I’m unemployment now and it feels like a hell. Not because I can’t afford for my needs but merely I feel something freed from my life. It’s been one month since I quit and for that long I keep pretending as if I’m still ‘exist’.
In the morning I pretend as if I’m in hurried infact I’m not, I’m totally free now!
I dressed up neatly, I also have prepared the answer (just incase) the old lady next door asking me where to go, I’d answer “Working”.
When I’m outside, I wonder : where should I go?
Maybe I’ve been 30 times sitting around at the same book store, or lunch at the same cafe, or just walking around to the different Malls but finally ended up to the first one when all have been visited by me.
When I’m out there, I have had set the time. Right on 6pm I’d be home and also have prepared the answer (just incase) the old lady next door asking, “how was work?” – I’d say “Very busy”
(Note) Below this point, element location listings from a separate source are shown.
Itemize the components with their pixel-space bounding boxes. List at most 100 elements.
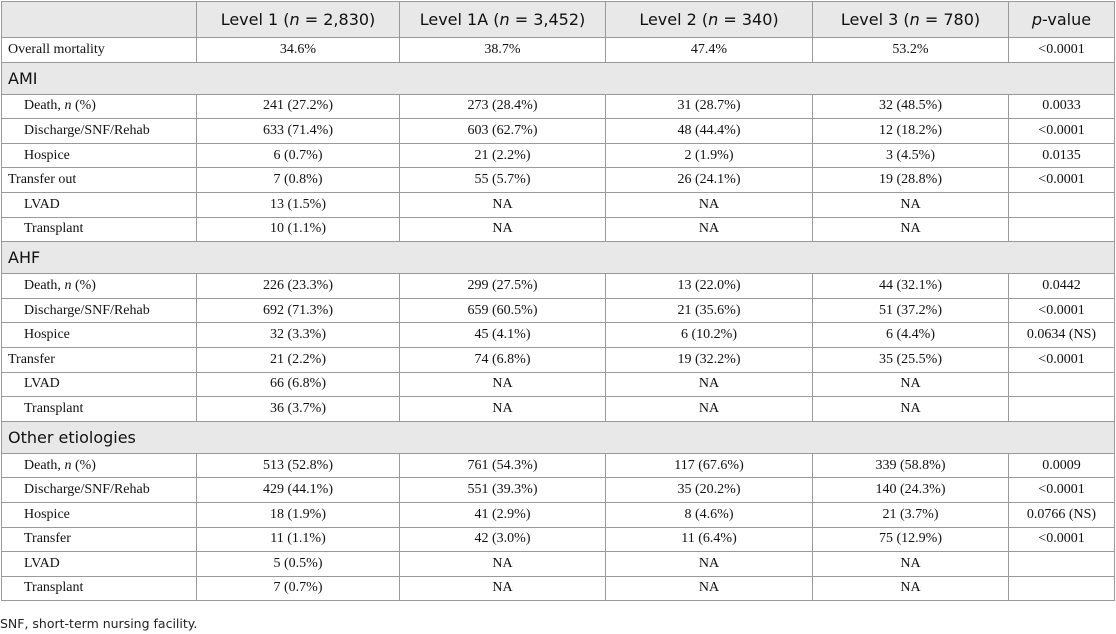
- table-cell: NA: [812, 551, 1009, 577]
- table-row: Transplant 7 (0.7%) NA NA NA: [1, 575, 1115, 602]
- row-label: Hospice: [1, 501, 197, 528]
- table-cell: 47.4%: [605, 37, 813, 63]
- section-header-row: AMI: [1, 61, 1115, 95]
- column-header-it: n: [708, 10, 719, 29]
- section-header-row: AHF: [1, 241, 1115, 275]
- table-row: LVAD 66 (6.8%) NA NA NA: [1, 371, 1115, 398]
- row-label-text: Death,: [24, 98, 65, 114]
- column-header-it: n: [289, 10, 300, 29]
- p-value-cell: [1008, 371, 1115, 398]
- column-header-pre: Level 1 (: [220, 10, 290, 29]
- table-cell: 8 (4.6%): [605, 501, 813, 528]
- p-value-cell: <0.0001: [1008, 526, 1115, 553]
- table-cell: 241 (27.2%): [196, 93, 400, 120]
- table-cell: 7 (0.8%): [196, 167, 400, 193]
- p-value-cell: <0.0001: [1008, 297, 1115, 324]
- table-cell: 117 (67.6%): [605, 452, 813, 479]
- p-value-cell: [1008, 396, 1115, 422]
- table-body: Overall mortality 34.6% 38.7% 47.4% 53.2% <0.…: [1, 37, 1115, 602]
- table-cell: 74 (6.8%): [399, 346, 606, 373]
- p-value-cell: <0.0001: [1008, 37, 1115, 63]
- table-cell: 603 (62.7%): [399, 118, 606, 144]
- row-label: Hospice: [1, 322, 197, 348]
- column-header-post: = 340): [718, 10, 779, 29]
- table-row: Transfer 21 (2.2%) 74 (6.8%) 19 (32.2%) 35 (…: [1, 346, 1115, 373]
- column-header-it: n: [909, 10, 920, 29]
- table-row: Transplant 36 (3.7%) NA NA NA: [1, 396, 1115, 422]
- row-label: Discharge/SNF/Rehab: [1, 118, 197, 144]
- table-row: LVAD 13 (1.5%) NA NA NA: [1, 191, 1115, 218]
- table-row: Death, n (%) 241 (27.2%) 273 (28.4%) 31 (28…: [1, 93, 1115, 120]
- outcomes-table: Level 1 (n = 2,830) Level 1A (n = 3,452) L…: [1, 1, 1115, 602]
- row-label-text: Overall mortality: [8, 41, 105, 57]
- table-cell: NA: [399, 191, 606, 218]
- table-cell: 51 (37.2%): [812, 297, 1009, 324]
- table-row: Hospice 32 (3.3%) 45 (4.1%) 6 (10.2%) 6 (4.4…: [1, 322, 1115, 348]
- table-cell: 66 (6.8%): [196, 371, 400, 398]
- column-header: p-value: [1008, 1, 1115, 38]
- table-cell: 633 (71.4%): [196, 118, 400, 144]
- p-value-cell: [1008, 216, 1115, 243]
- table-cell: 32 (3.3%): [196, 322, 400, 348]
- row-label: LVAD: [1, 191, 197, 218]
- table-footnote: SNF, short-term nursing facility.: [0, 616, 198, 631]
- row-label-text: Discharge/SNF/Rehab: [24, 122, 150, 138]
- section-label: AHF: [1, 241, 1115, 275]
- table-cell: 692 (71.3%): [196, 297, 400, 324]
- row-label: LVAD: [1, 371, 197, 398]
- table-cell: NA: [399, 371, 606, 398]
- table-row: Hospice 18 (1.9%) 41 (2.9%) 8 (4.6%) 21 (3.7…: [1, 501, 1115, 528]
- table-cell: NA: [812, 575, 1009, 602]
- table-cell: NA: [605, 396, 813, 422]
- row-label-text: Transplant: [24, 221, 84, 237]
- row-label-suffix: (%): [71, 457, 96, 473]
- table-cell: 6 (4.4%): [812, 322, 1009, 348]
- table-cell: 21 (2.2%): [196, 346, 400, 373]
- table-cell: 6 (10.2%): [605, 322, 813, 348]
- row-label-text: LVAD: [24, 376, 60, 392]
- table-cell: NA: [605, 551, 813, 577]
- table-cell: 21 (2.2%): [399, 142, 606, 169]
- column-header-post: = 3,452): [509, 10, 586, 29]
- row-label: Overall mortality: [1, 37, 197, 63]
- table-cell: 273 (28.4%): [399, 93, 606, 120]
- column-header: Level 2 (n = 340): [605, 1, 813, 38]
- row-label: LVAD: [1, 551, 197, 577]
- table-cell: 53.2%: [812, 37, 1009, 63]
- table-cell: NA: [399, 216, 606, 243]
- table-cell: 226 (23.3%): [196, 273, 400, 299]
- table-row: Death, n (%) 226 (23.3%) 299 (27.5%) 13 (22…: [1, 273, 1115, 299]
- table-cell: NA: [812, 216, 1009, 243]
- table-row: Discharge/SNF/Rehab 692 (71.3%) 659 (60.5%…: [1, 297, 1115, 324]
- table-row: Discharge/SNF/Rehab 633 (71.4%) 603 (62.7%…: [1, 118, 1115, 144]
- table-cell: 42 (3.0%): [399, 526, 606, 553]
- table-row: Death, n (%) 513 (52.8%) 761 (54.3%) 117 (6…: [1, 452, 1115, 479]
- row-label-text: Death,: [24, 457, 65, 473]
- column-header-post: -value: [1042, 10, 1092, 29]
- column-header-it: n: [499, 10, 510, 29]
- p-value-cell: <0.0001: [1008, 167, 1115, 193]
- row-label: Death, n (%): [1, 93, 197, 120]
- header-cell-blank: [1, 1, 197, 38]
- column-header-pre: Level 2 (: [639, 10, 709, 29]
- row-label-text: Transfer: [8, 351, 55, 367]
- table-row: Transplant 10 (1.1%) NA NA NA: [1, 216, 1115, 243]
- table-cell: 35 (25.5%): [812, 346, 1009, 373]
- table-cell: 10 (1.1%): [196, 216, 400, 243]
- row-label: Transplant: [1, 216, 197, 243]
- table-cell: 513 (52.8%): [196, 452, 400, 479]
- table-cell: 36 (3.7%): [196, 396, 400, 422]
- table-cell: 13 (1.5%): [196, 191, 400, 218]
- table-cell: 13 (22.0%): [605, 273, 813, 299]
- p-value-cell: <0.0001: [1008, 118, 1115, 144]
- p-value-cell: 0.0766 (NS): [1008, 501, 1115, 528]
- table-cell: 11 (1.1%): [196, 526, 400, 553]
- row-label: Hospice: [1, 142, 197, 169]
- section-label: AMI: [1, 61, 1115, 95]
- table-cell: 38.7%: [399, 37, 606, 63]
- p-value-cell: <0.0001: [1008, 477, 1115, 503]
- table-cell: 31 (28.7%): [605, 93, 813, 120]
- row-label: Discharge/SNF/Rehab: [1, 297, 197, 324]
- row-label-text: Transplant: [24, 580, 84, 596]
- p-value-cell: 0.0033: [1008, 93, 1115, 120]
And there’s a time when I finally bored with all lies I have created. The more fed up when I realized that it wasn’t that old lady that I have lied to, but also (and the worse) to ME.
My friend called me one day (a week after I was fired). She said, “I arranging a small party at Smile Cafe at 3 pm tomorrow. I know you must be busy, but can you arrange your time for attending my party?”
That time I’d like to scream to say “I will coming” but I said nothing and very sorry to hear the word “busy” from her. So the day after, I came at 3.30 just to prove that I damn so busy. Friends were surprised to see me wearing not a uniform just like I usually did. I used to attend a meeting or party straight from my office without changing my uniform.
Today, if I remember all, thing I can do is shaking my head. Too sad to know that I no longer working, but the most sadden is when I realize that I lied to myself instead of facing this reality.
And today, I feel relieved since I made a confess to one of my friend about everything. It’s a big surprise for me to know that she didn’t take it as a big issue, on the contrary she fully understand about the hard situation today and told me that many labors are fired and homed. God! If I knew that it would be this simple, I wouldn’t lie to everyone include to myself.